Todo era un plan, un plan frio y calculado con el único propósito de mantener mi puesto en el trabajo, debía recordarme eso… o quizás probablemente era demasiado tarde para recordatorios. Talvez mi plan no tenía nada de frío ni calculado.

- Si fueras otra chica… - lo interrumpí, no quería saberlo, no quería que me dijera si tuviera cabellera rubia y ojos azules, hubiésemos… nosotros… no tenía que escucharlo

- No me importa Edward, realmente no importa, fue un momento estúpido de mi parte dejarme llevar y creer cosas estúpidas

- Cosas estúpidas – repitió con su voz tranquila

- Si, pero no tienes que explicarme que no existe una atracción física de tu parte, no es necesario… - me sentía humillada, y lo peor de todo es que era por mi misma, lagrimas silenciosas caían lentamente

- ¿Eso crees?, ¿Crees que no hay atracción física de mi parte?

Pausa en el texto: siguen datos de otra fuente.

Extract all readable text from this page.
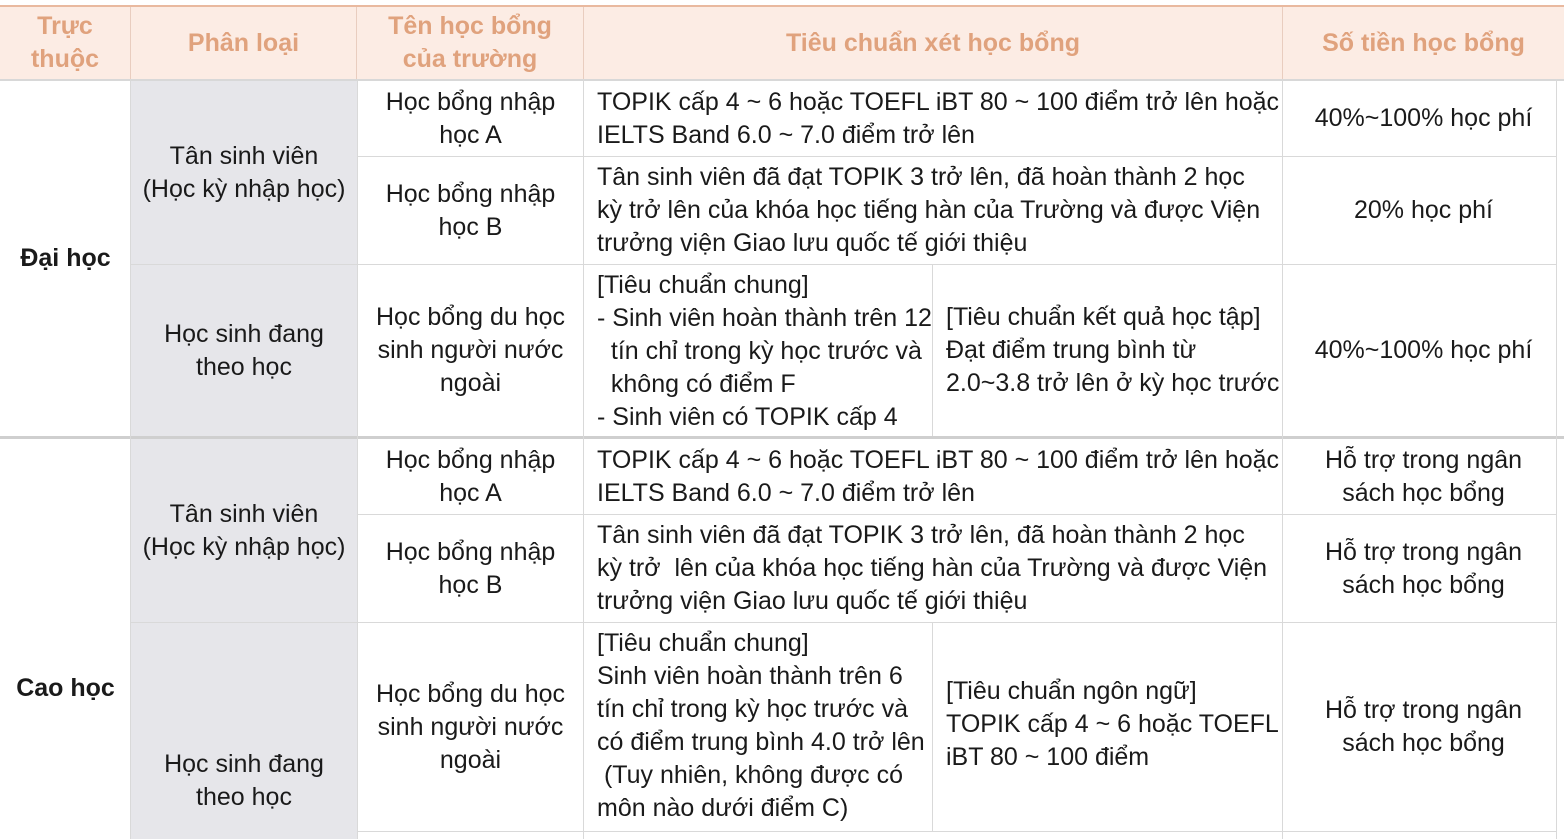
Trực
thuộc
Phân loại
Tên học bổng
của trường
Tiêu chuẩn xét học bổng	Số tiền học bổng
Đại học
Tân sinh viên
(Học kỳ nhập học)
Học sinh đang
theo học
Học bổng nhập
học A
TOPIK cấp 4 ~ 6 hoặc TOEFL iBT 80 ~ 100 điểm trở lên hoặc
IELTS Band 6.0 ~ 7.0 điểm trở lên
40%~100% học phí
Học bổng nhập
học B
Tân sinh viên đã đạt TOPIK 3 trở lên, đã hoàn thành 2 học
kỳ trở lên của khóa học tiếng hàn của Trường và được Viện
trưởng viện Giao lưu quốc tế giới thiệu
20% học phí
Học bổng du học
sinh người nước
ngoài
[Tiêu chuẩn chung]
- Sinh viên hoàn thành trên 12
tín chỉ trong kỳ học trước và
không có điểm F
- Sinh viên có TOPIK cấp 4
[Tiêu chuẩn kết quả học tập]
Đạt điểm trung bình từ
2.0~3.8 trở lên ở kỳ học trước
40%~100% học phí
Cao học
Tân sinh viên
(Học kỳ nhập học)
Học sinh đang
theo học
Học bổng nhập
học A
TOPIK cấp 4 ~ 6 hoặc TOEFL iBT 80 ~ 100 điểm trở lên hoặc
IELTS Band 6.0 ~ 7.0 điểm trở lên
Hỗ trợ trong ngân
sách học bổng
Học bổng nhập
học B
Tân sinh viên đã đạt TOPIK 3 trở lên, đã hoàn thành 2 học
kỳ trở  lên của khóa học tiếng hàn của Trường và được Viện
trưởng viện Giao lưu quốc tế giới thiệu
Hỗ trợ trong ngân
sách học bổng
Học bổng du học
sinh người nước
ngoài
[Tiêu chuẩn chung]
Sinh viên hoàn thành trên 6
tín chỉ trong kỳ học trước và
có điểm trung bình 4.0 trở lên
(Tuy nhiên, không được có
môn nào dưới điểm C)
[Tiêu chuẩn ngôn ngữ]
TOPIK cấp 4 ~ 6 hoặc TOEFL
iBT 80 ~ 100 điểm
Hỗ trợ trong ngân
sách học bổng
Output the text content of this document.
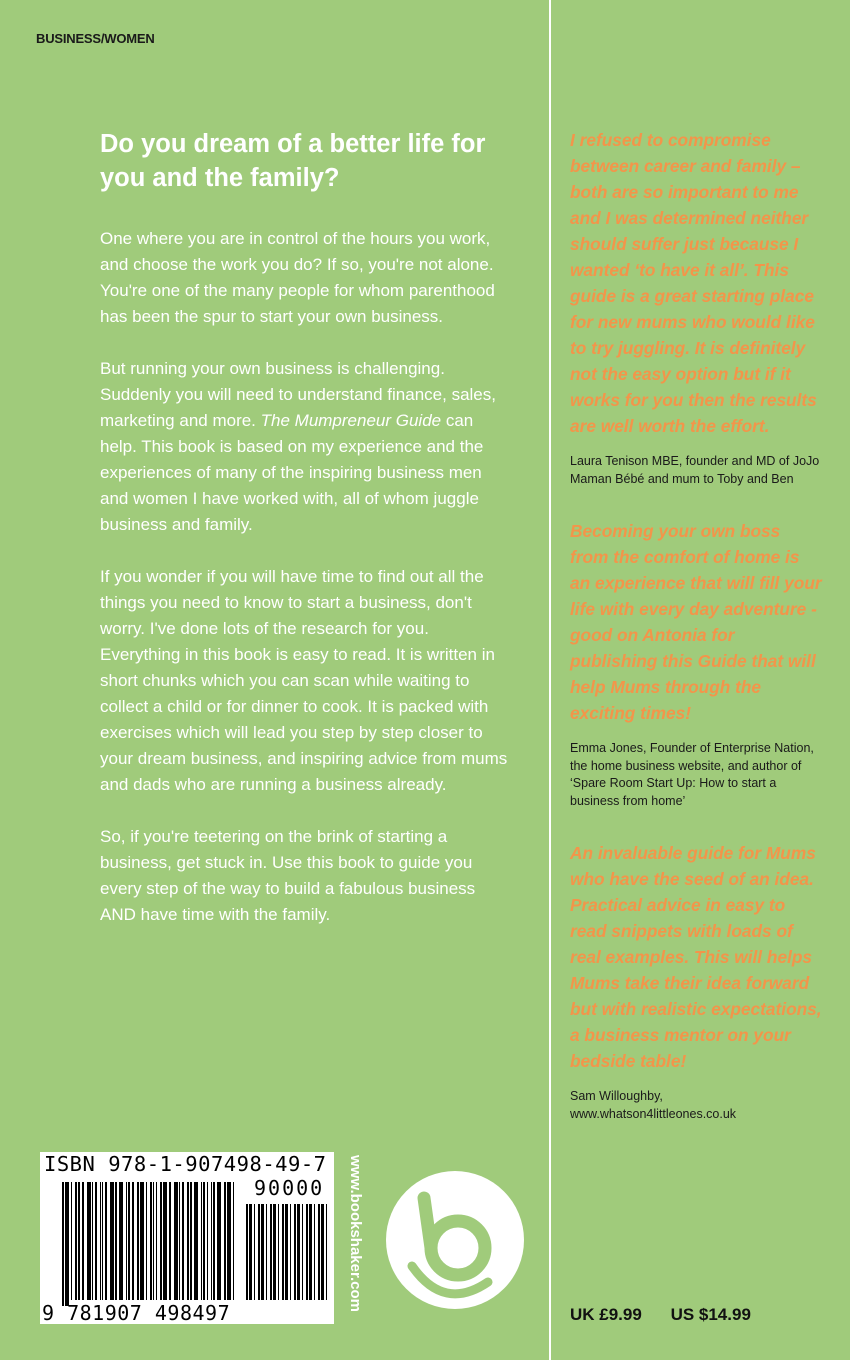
BUSINESS/WOMEN
Do you dream of a better life for you and the family?

One where you are in control of the hours you work, and choose the work you do? If so, you're not alone. You're one of the many people for whom parenthood has been the spur to start your own business.

But running your own business is challenging. Suddenly you will need to understand finance, sales, marketing and more. The Mumpreneur Guide can help. This book is based on my experience and the experiences of many of the inspiring business men and women I have worked with, all of whom juggle business and family.

If you wonder if you will have time to find out all the things you need to know to start a business, don't worry. I've done lots of the research for you. Everything in this book is easy to read. It is written in short chunks which you can scan while waiting to collect a child or for dinner to cook. It is packed with exercises which will lead you step by step closer to your dream business, and inspiring advice from mums and dads who are running a business already.

So, if you're teetering on the brink of starting a business, get stuck in. Use this book to guide you every step of the way to build a fabulous business AND have time with the family.

I refused to compromise between career and family – both are so important to me and I was determined neither should suffer just because I wanted ‘to have it all’. This guide is a great starting place for new mums who would like to try juggling. It is definitely not the easy option but if it works for you then the results are well worth the effort.

Laura Tenison MBE, founder and MD of JoJo Maman Bébé and mum to Toby and Ben

Becoming your own boss from the comfort of home is an experience that will fill your life with every day adventure - good on Antonia for publishing this Guide that will help Mums through the exciting times!

Emma Jones, Founder of Enterprise Nation, the home business website, and author of ‘Spare Room Start Up: How to start a business from home’

An invaluable guide for Mums who have the seed of an idea. Practical advice in easy to read snippets with loads of real examples. This will helps Mums take their idea forward but with realistic expectations, a business mentor on your bedside table!

Sam Willoughby, www.whatson4littleones.co.uk

UK £9.99 US $14.99
ISBN 978-1-907498-49-7
90000
9 781907 498497
www.bookshaker.com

- Eso lo sé, no solo lo creo

- Pues entonces no sabes nada

- Realmente no te puedo comprender ni solo un poco… si fuera otra chica habríamos llegado al final, eso dices, pero te atraigo físicamente… o solo te atraigo a medias – dije molesta, farfullando palabras

- ¿Qué? No – apago el carro, vi a mi alrededor ya habíamos llegado a mi apartamento

- Tú me confundes – fue mi mejor frase

- Tú me vuelves loco, en serio Bella

- Perfecto

- Bien

Nos quedamos en silencio

- Yo te confundo, empiezo a creer que tu orgullo estúpido te hace ser demasiado orgullosa para llegar al grado de convertirte en una completa mentirosa

- ¿Disculpa?

- Ni siquiera puedes admitir que tenía razón cuando dije que eras virgen antes que nosotros… – lo interrumpí, molesta, herida y sobre todo humillada

- Eso es todo lo que te importa, ¿cierto? Que te admita que te llevaste el primer lugar, que te diga que has sido el único y sobre todo hacerme parecer una niña indefensa a tu lado, bien lo conseguiste, si era virgen, pero por tu maldita culpa ya no – baje del carro

Nunca en todo este tiempo lo había culpado de esa noche, fue un error de ambos, una equivocación, culpa de dos, nunca lo culpe a él, no lo hacía, pero cuando no estás en un momento tranquilo y normal, puedes decir cosas inapropiadas

Camine a mi edificio, escuche como un carro aceleraba con violencia, pero no me gire a comprobar que se había ido, porque sabía que así era.

Apenas llegue a la puerta del edificio y caí de rodillas ahí, llorando y sollozando audiblemente, me pegue a la puerta y me refugie entre mis piernas, sujetándolas fuertemente, sin importarme qué conjunto de ropa trajera o la mancha que después me quedaría por el sucio suelo o que ni siquiera había sido capaz de abrir la puerta de mi apartamento. Nada importaba.